Per tutte le ulcere, il trattamento può anche comprendere un cicloplegico, come atropina 1% o scopolamina 0,25% 1 3 volte/die goccia, per diminuire il dolore di un'ulcera corneale e ridurre la formazione di sinechie posteriori. Nei casi gravi, possono essere necessarie l'asportazione dell'epitelio infetto o anche una cheratoplastica penetrante. Per i pazienti con scarsa compliance o che hanno ulcere grandi, centrali o refrattarie può rendersi necessario il ricovero. Pazienti selezionati possono essere trattati in modo addizionale con una goccia di corticosteroidi (p. es., prednisolone acetato 1% 4 volte/die per 1 sett, poi scalato per 2 o 3 sett). L'aspetto finale della cicatrice e l'acuità visiva finale non sono migliorati con i corticosteroidi topici. I corticosteroidi topici fanno diminuire il dolore e la fotofobia e accelerano significativamente l'aumento dell'acuità visiva. Poiché c'è un rischio molto basso di peggioramento dell'ulcera, l'aggiunta di corticosteroidi topici è indicata solo quando un paziente ha bisogno di tornare al suo normale funzionamento (p. es., lavoro, guida ecc.) il prima possibile. Tale trattamento deve essere prescritto solo da oftalmologi e deve essere limitato ai pazienti nei quali le evidenze cliniche e microbiologiche indicano una risposta favorevole al trattamento antimicrobico e a quelli che possono essere seguiti attentamente.

Punti chiave

  • Le cause di ulcere corneali includono infezione corneale (compresa la sindrome da lenti a contatto indossate per lungo tempo [overwear syndrome]), trauma oculare, anomalie della palpebra, e carenze nutrizionali.

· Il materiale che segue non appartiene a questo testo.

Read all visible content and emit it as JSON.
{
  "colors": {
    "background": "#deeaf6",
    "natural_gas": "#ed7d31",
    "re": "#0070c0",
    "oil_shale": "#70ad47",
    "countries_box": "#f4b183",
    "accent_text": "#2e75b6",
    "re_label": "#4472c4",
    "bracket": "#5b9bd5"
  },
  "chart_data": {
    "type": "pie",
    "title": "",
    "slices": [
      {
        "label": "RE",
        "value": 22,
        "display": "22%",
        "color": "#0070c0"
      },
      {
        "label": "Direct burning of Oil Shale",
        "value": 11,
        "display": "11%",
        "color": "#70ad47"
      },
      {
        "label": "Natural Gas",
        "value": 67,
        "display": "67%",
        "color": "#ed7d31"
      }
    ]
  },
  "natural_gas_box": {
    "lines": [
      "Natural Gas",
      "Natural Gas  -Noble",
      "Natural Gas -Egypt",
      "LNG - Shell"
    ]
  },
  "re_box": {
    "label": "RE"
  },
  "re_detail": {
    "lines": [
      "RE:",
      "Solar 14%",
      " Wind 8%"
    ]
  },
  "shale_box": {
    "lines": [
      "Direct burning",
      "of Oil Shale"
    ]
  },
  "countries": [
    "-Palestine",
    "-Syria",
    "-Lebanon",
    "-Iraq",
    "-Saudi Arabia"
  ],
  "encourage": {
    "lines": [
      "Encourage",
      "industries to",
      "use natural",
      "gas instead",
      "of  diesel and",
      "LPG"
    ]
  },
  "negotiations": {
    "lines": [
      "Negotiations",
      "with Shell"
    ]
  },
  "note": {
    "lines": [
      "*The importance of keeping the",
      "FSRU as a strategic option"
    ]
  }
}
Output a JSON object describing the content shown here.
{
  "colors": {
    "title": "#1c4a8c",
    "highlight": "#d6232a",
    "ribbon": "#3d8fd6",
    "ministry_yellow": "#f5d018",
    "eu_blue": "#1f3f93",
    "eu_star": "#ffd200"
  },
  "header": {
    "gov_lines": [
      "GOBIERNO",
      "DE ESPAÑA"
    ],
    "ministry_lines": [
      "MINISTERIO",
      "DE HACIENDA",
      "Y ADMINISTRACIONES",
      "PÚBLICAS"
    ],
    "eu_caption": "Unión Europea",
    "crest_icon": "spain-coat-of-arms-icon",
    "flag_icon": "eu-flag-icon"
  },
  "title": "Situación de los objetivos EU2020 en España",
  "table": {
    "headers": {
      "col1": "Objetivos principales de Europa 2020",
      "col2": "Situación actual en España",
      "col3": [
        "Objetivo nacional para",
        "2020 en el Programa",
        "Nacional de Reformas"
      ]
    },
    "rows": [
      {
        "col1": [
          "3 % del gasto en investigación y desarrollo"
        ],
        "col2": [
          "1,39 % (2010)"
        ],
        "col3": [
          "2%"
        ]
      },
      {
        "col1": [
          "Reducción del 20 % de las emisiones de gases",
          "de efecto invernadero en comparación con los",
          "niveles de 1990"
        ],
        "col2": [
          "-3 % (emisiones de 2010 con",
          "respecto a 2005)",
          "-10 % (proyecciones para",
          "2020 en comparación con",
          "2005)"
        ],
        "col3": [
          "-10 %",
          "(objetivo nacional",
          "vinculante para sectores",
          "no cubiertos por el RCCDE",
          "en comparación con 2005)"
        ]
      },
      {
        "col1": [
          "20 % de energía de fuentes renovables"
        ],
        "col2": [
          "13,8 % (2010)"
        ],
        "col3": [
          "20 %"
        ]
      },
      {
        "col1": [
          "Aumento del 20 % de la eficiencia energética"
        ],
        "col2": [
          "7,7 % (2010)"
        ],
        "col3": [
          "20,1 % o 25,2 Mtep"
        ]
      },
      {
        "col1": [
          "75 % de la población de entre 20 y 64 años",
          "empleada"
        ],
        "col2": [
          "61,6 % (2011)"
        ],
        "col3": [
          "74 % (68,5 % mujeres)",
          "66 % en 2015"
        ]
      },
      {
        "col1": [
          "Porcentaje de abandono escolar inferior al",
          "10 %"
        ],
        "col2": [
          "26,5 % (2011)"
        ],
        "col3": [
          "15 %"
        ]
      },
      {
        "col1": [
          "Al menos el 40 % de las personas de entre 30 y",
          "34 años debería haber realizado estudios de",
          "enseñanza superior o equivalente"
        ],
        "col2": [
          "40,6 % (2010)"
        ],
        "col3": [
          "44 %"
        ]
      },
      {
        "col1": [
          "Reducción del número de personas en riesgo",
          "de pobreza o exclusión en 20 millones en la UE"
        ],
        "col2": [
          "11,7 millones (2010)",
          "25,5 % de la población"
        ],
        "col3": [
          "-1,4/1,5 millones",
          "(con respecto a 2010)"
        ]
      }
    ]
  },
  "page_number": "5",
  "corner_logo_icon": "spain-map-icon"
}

  • Le ulcere possono essere accompagnate da iperemia circumcorneale e stratificazione di globuli bianchi nella camera anteriore (ipopion).

  • Tutte le ulcere tranne le più piccole sono sottoposte a esame colturale, di solito da parte di un oftalmologo.

  • Il trattamento prevede solitamente frequenti (p. es., ogni 1 o 2 h per tutto il giorno) applicazioni di antimicrobici topici.